MEMPHIS, Tenn. — The Department of Justice announced Wednesday it would review the Memphis Police Department and its specialized units.
Through the Collaborative Reform Initiative Technical Assistance Center, also known as COPS office, certain policies and practices of the Memphis Police Department will be reviewed.
Memphis Mayor Jim Strickland and Memphis Police Chief Cerelyn J. Davis requested this review, which will cover policies, practices, training, data and processes related to MPD’s use of force, de-escalation and specialized units.
“I think it’s the right move. This is something that is still on the minds of everyone not just in Memphis but throughout the nation and the world,” said Memphis NAACP President Van Turner. “It’s worth the added focus of a pattern and practice investigation if they’re willing to do it.”
The review comes as the city of Memphis prepares to release more video footage Wednesday from the fatal beating of Tyre Nichols.
Turner said the review is what needs to happen to move forward.
“And we’re able to make sure that this type of occurrence does not happen again, and we do that with changing the policies. We do that with making sure the procedures are better.

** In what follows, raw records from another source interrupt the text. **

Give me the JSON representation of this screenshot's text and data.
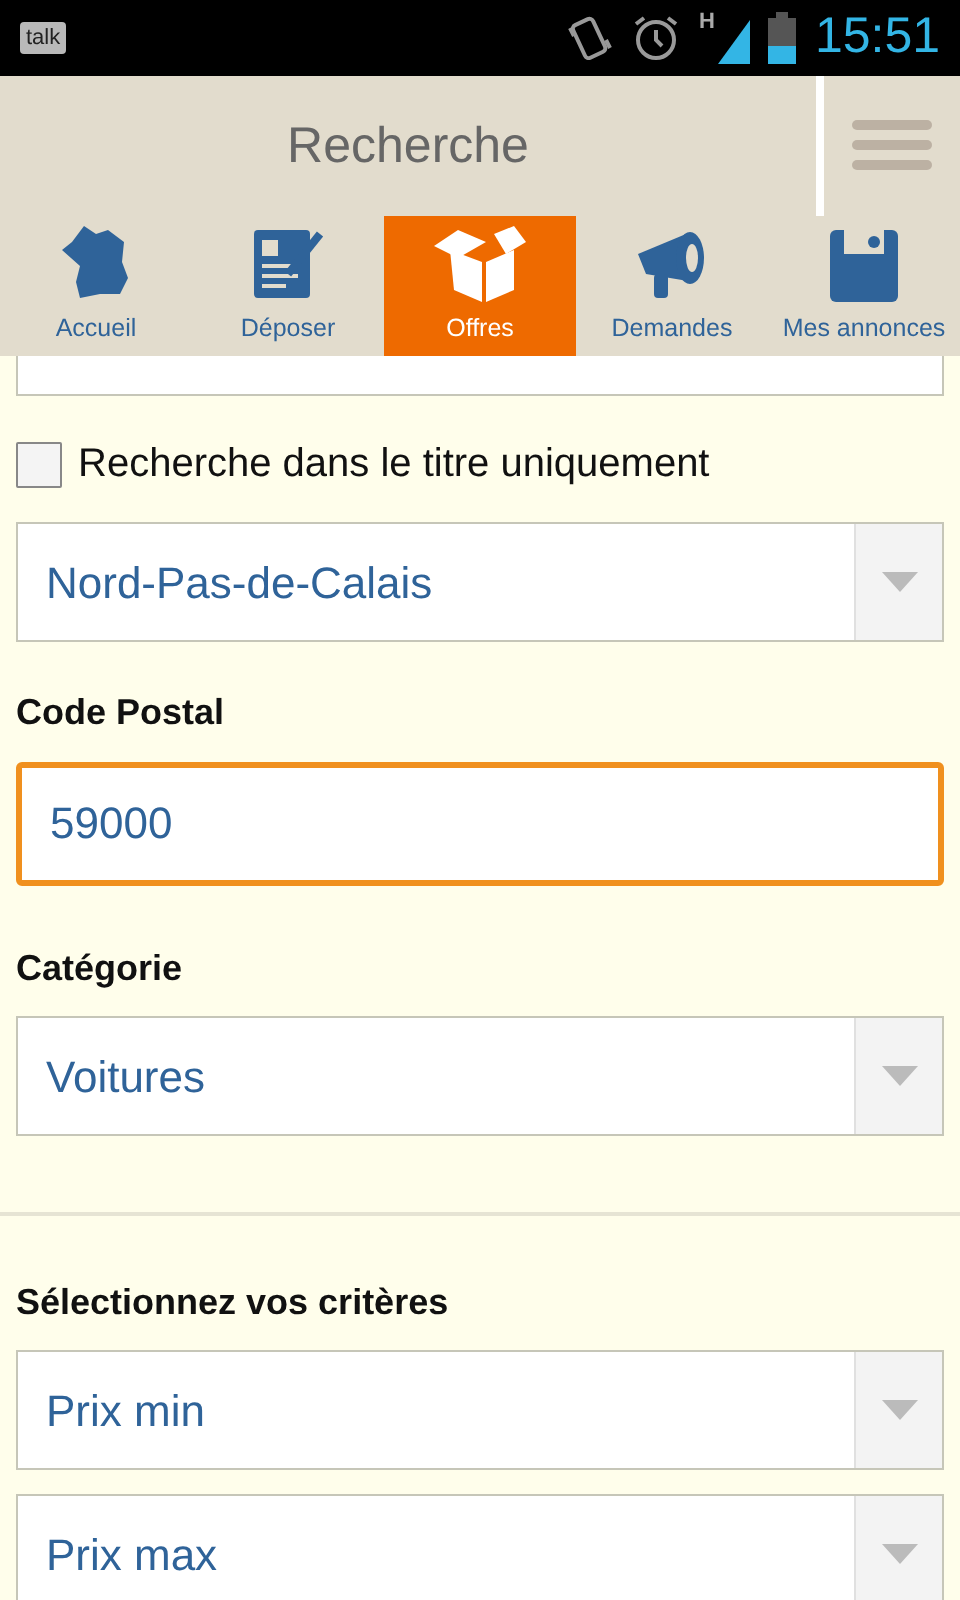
{
  "status_bar": {
    "app": "talk",
    "network": "H",
    "time": "15:51"
  },
  "header": {
    "title": "Recherche"
  },
  "tabs": [
    {
      "label": "Accueil",
      "kind": "map",
      "selected": false
    },
    {
      "label": "Déposer",
      "kind": "form",
      "selected": false
    },
    {
      "label": "Offres",
      "kind": "box",
      "selected": true
    },
    {
      "label": "Demandes",
      "kind": "megaphone",
      "selected": false
    },
    {
      "label": "Mes annonces",
      "kind": "disk",
      "selected": false
    }
  ],
  "title_only": {
    "label": "Recherche dans le titre uniquement",
    "checked": false
  },
  "region": {
    "value": "Nord-Pas-de-Calais"
  },
  "postal_code": {
    "label": "Code Postal",
    "value": "59000",
    "focused": true
  },
  "category": {
    "label": "Catégorie",
    "value": "Voitures"
  },
  "criteria": {
    "label": "Sélectionnez vos critères",
    "selects": [
      {
        "value": "Prix min"
      },
      {
        "value": "Prix max"
      }
    ]
  }
}
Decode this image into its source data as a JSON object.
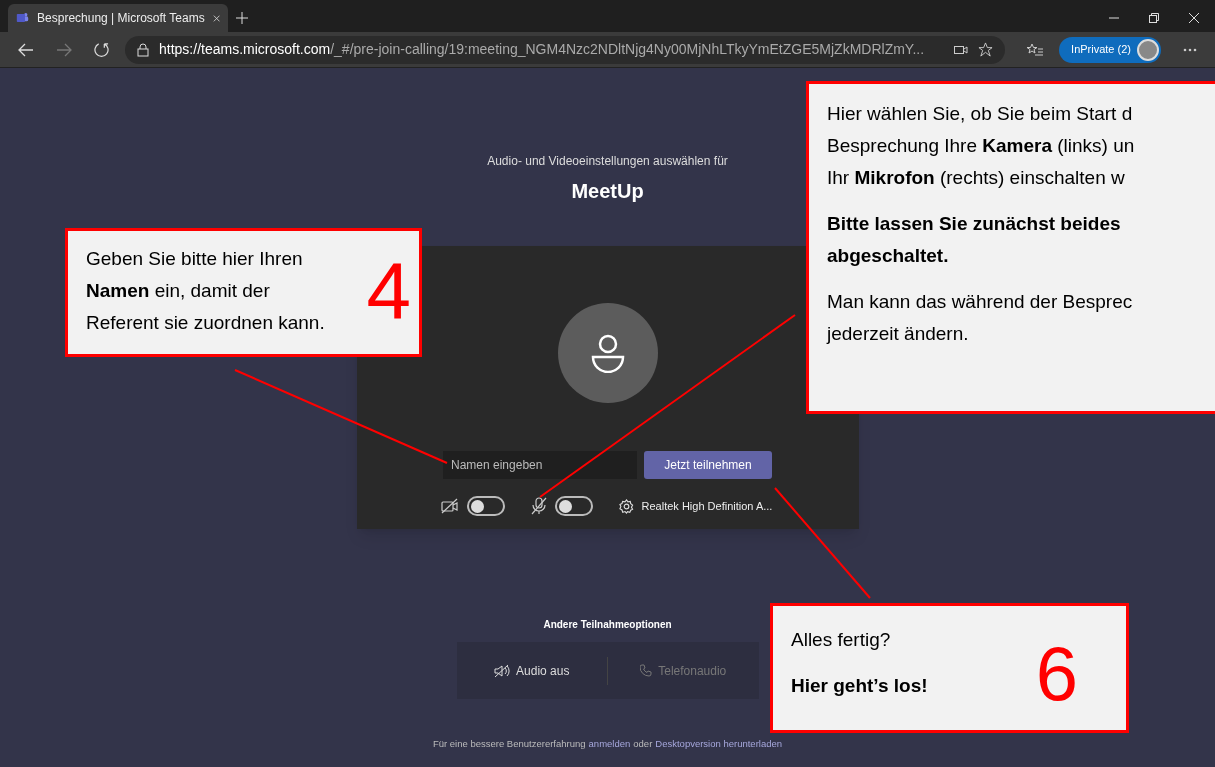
{
  "browser": {
    "tab_title": "Besprechung | Microsoft Teams",
    "url_host": "https://teams.microsoft.com",
    "url_path": "/_#/pre-join-calling/19:meeting_NGM4Nzc2NDltNjg4Ny00MjNhLTkyYmEtZGE5MjZkMDRlZmY...",
    "profile": "InPrivate (2)"
  },
  "prejoin": {
    "subtitle": "Audio- und Videoeinstellungen auswählen für",
    "meeting_title": "MeetUp",
    "name_field": {
      "placeholder": "Namen eingeben"
    },
    "join_button": "Jetzt teilnehmen",
    "toggles": [
      {
        "kind": "camera",
        "on": false
      },
      {
        "kind": "microphone",
        "on": false
      }
    ],
    "device": "Realtek High Definition A..."
  },
  "other_options": {
    "title": "Andere Teilnahmeoptionen",
    "options": [
      {
        "kind": "audio-off",
        "label": "Audio aus",
        "disabled": false
      },
      {
        "kind": "phone",
        "label": "Telefonaudio",
        "disabled": true
      }
    ]
  },
  "footer": {
    "text": "Für eine bessere Benutzererfahrung",
    "link1": "anmelden",
    "middle": "oder",
    "link2": "Desktopversion herunterladen"
  },
  "callouts": [
    {
      "kind": "name",
      "paragraphs": [
        [
          "Geben Sie bitte hier Ihren",
          "**Namen** ein, damit der",
          "Referent sie zuordnen kann."
        ]
      ],
      "number": "4"
    },
    {
      "kind": "devices",
      "paragraphs": [
        [
          "Hier wählen Sie, ob Sie beim Start d",
          "Besprechung Ihre **Kamera** (links) un",
          "Ihr **Mikrofon** (rechts) einschalten w"
        ],
        [
          "**Bitte lassen Sie zunächst beides**",
          "**abgeschaltet.**"
        ],
        [
          "Man kann das während der Besprec",
          "jederzeit ändern."
        ]
      ]
    },
    {
      "kind": "join",
      "paragraphs": [
        [
          "Alles fertig?"
        ],
        [
          "**Hier geht’s los!**"
        ]
      ],
      "number": "6"
    }
  ]
}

We do that with making sure that there’s training and leadership,” he said.
It also comes as the Memphis City Council approved five new ordinances this week aimed at police reform.
“The Council’s reforms are all well intentioned, but we need a deep dive into what’s going on in the police department and interview some people in the public and interview officers and find out what’s going on,” Strickland said.

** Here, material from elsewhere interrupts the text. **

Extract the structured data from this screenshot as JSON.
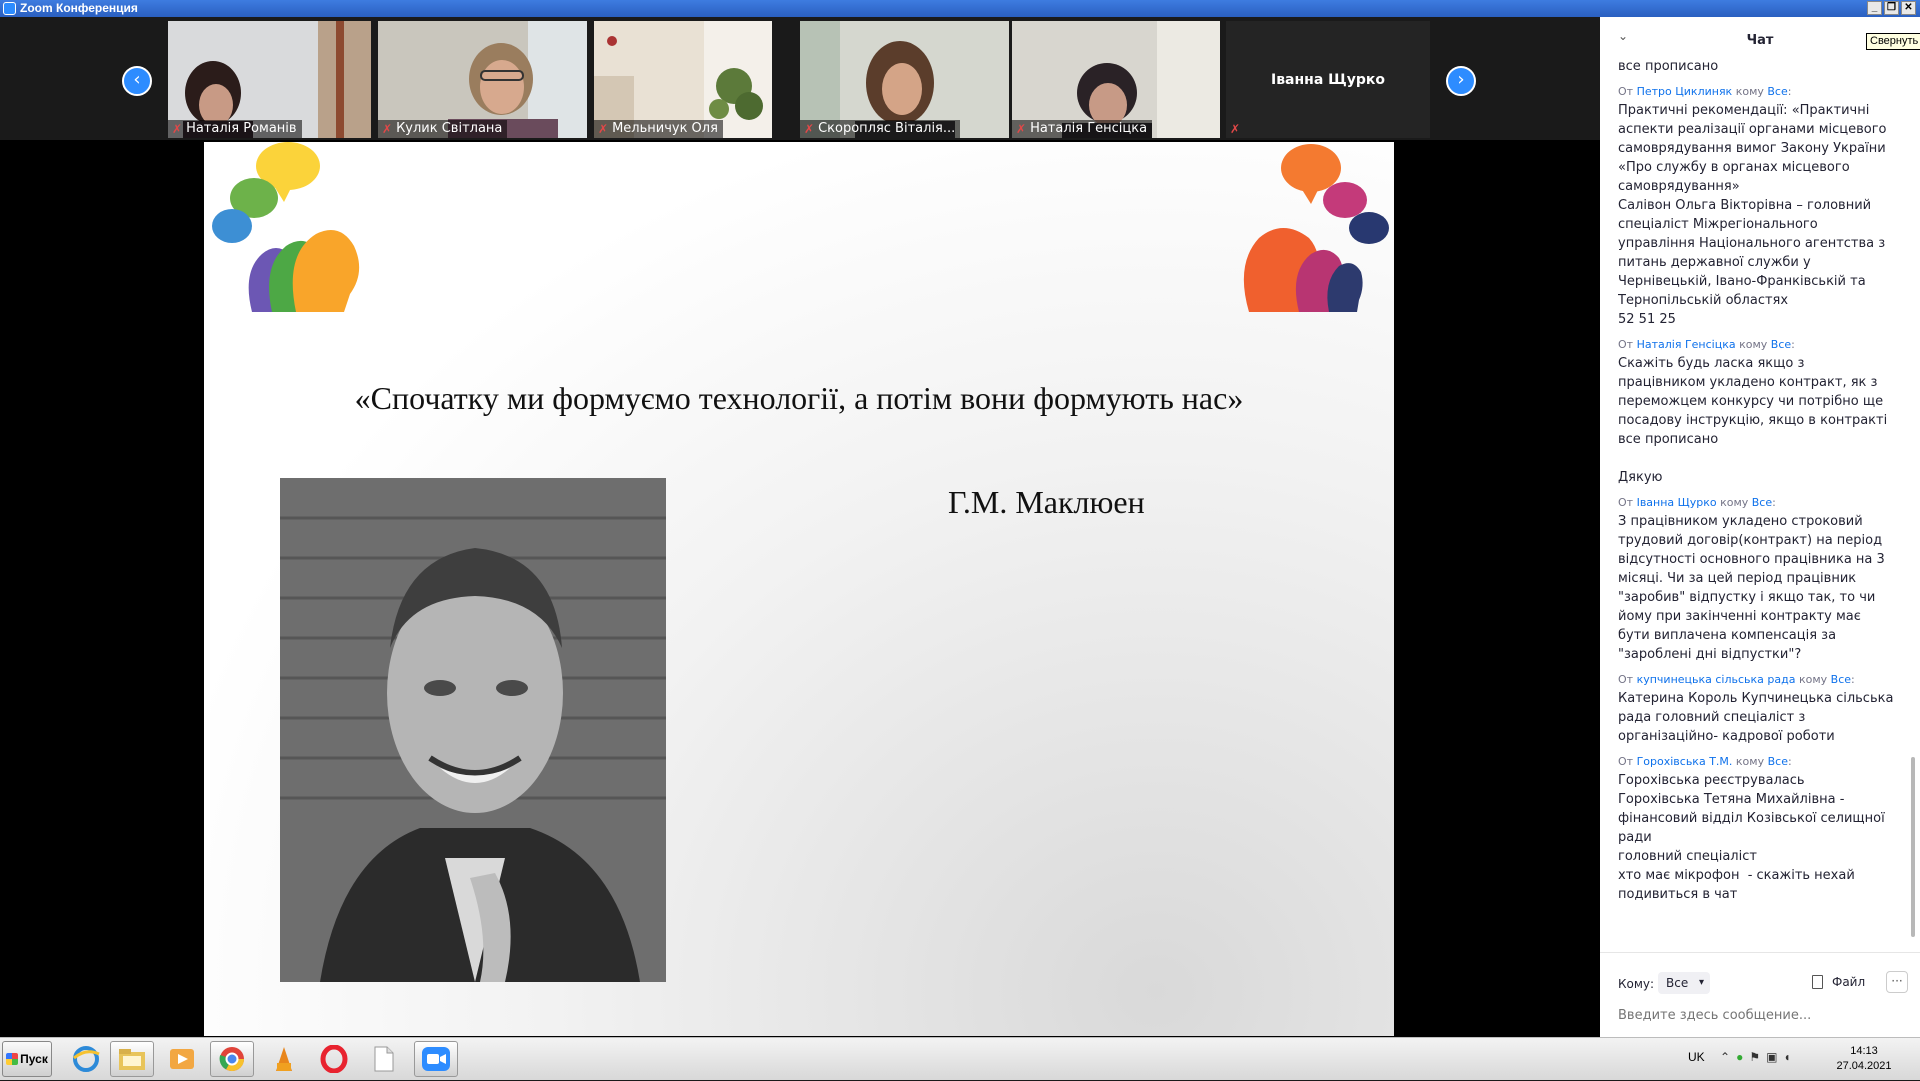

Some of the city council’s reforms gave the the Civilian Law Enforcement Review Board or CLERB the power to investigate use of force complaints and require MPD to report case recommendations on police complaints from the public.
We asked the mayor if that’s needed.
“Exercise the authority you have now and then see how that works. I think the ordinance as it now is sufficient,” Strickland said.
This isn’t the first time MPD has been reviewed by the feds. In 2016, then-police director Mike Rallings and Mayor Strickland requested a voluntary review, which was also done by the COPS program.
It looked at policies, practices, training, and interactions with the community.
“Throughout the year, interviews will be conducted with police officers, union officials, command staff, interested citizens as well as community leaders,” Noble Wray with the COPS program told WREG at the time.
It’s unclear how this review will compare to the one from 2016.
But that same year, the DOJ also investigated the Baltimore Police Department and found a pattern and practice of unconstitutional policing, which ultimately led to a consent decree that required changes in the police department.
“In light of what we’ve seen. We know that doing nothing is not a possibility. If that’s what’s been done in the past, we can’t do it now,” Turner said. “It’s on us to make sure we never see another incident like what we saw with Tyre Nichols.”
Beyond reviewing the Memphis Police Department, the DOJ will also be reviewing specialized units in other departments across the country.
“I’m really glad to hear that the Department of Justice “COPS” program, Community Oriented Policing Services is working with Memphis and not only in Memphis, but around the country to look at these specialized units,” said Shelby County District Attorney General Steve Mulroy.
Mulroy said some specialized units such as a homicide unit or special victims units are fine, but Thursday on WREG’s Live at 9 he said Scorpion units and others that are similar must be reviewed.
“These particular types of units like SCORPION where they’re supposed to swarm deploy in areas and do lots of stops and frisks, and traffic stops and things like that. They often lead to a hyper aggressive mentality, jump out boys and it leads to abuse and we’ve seen that in the Tyre Nichols case,” Mulroy said.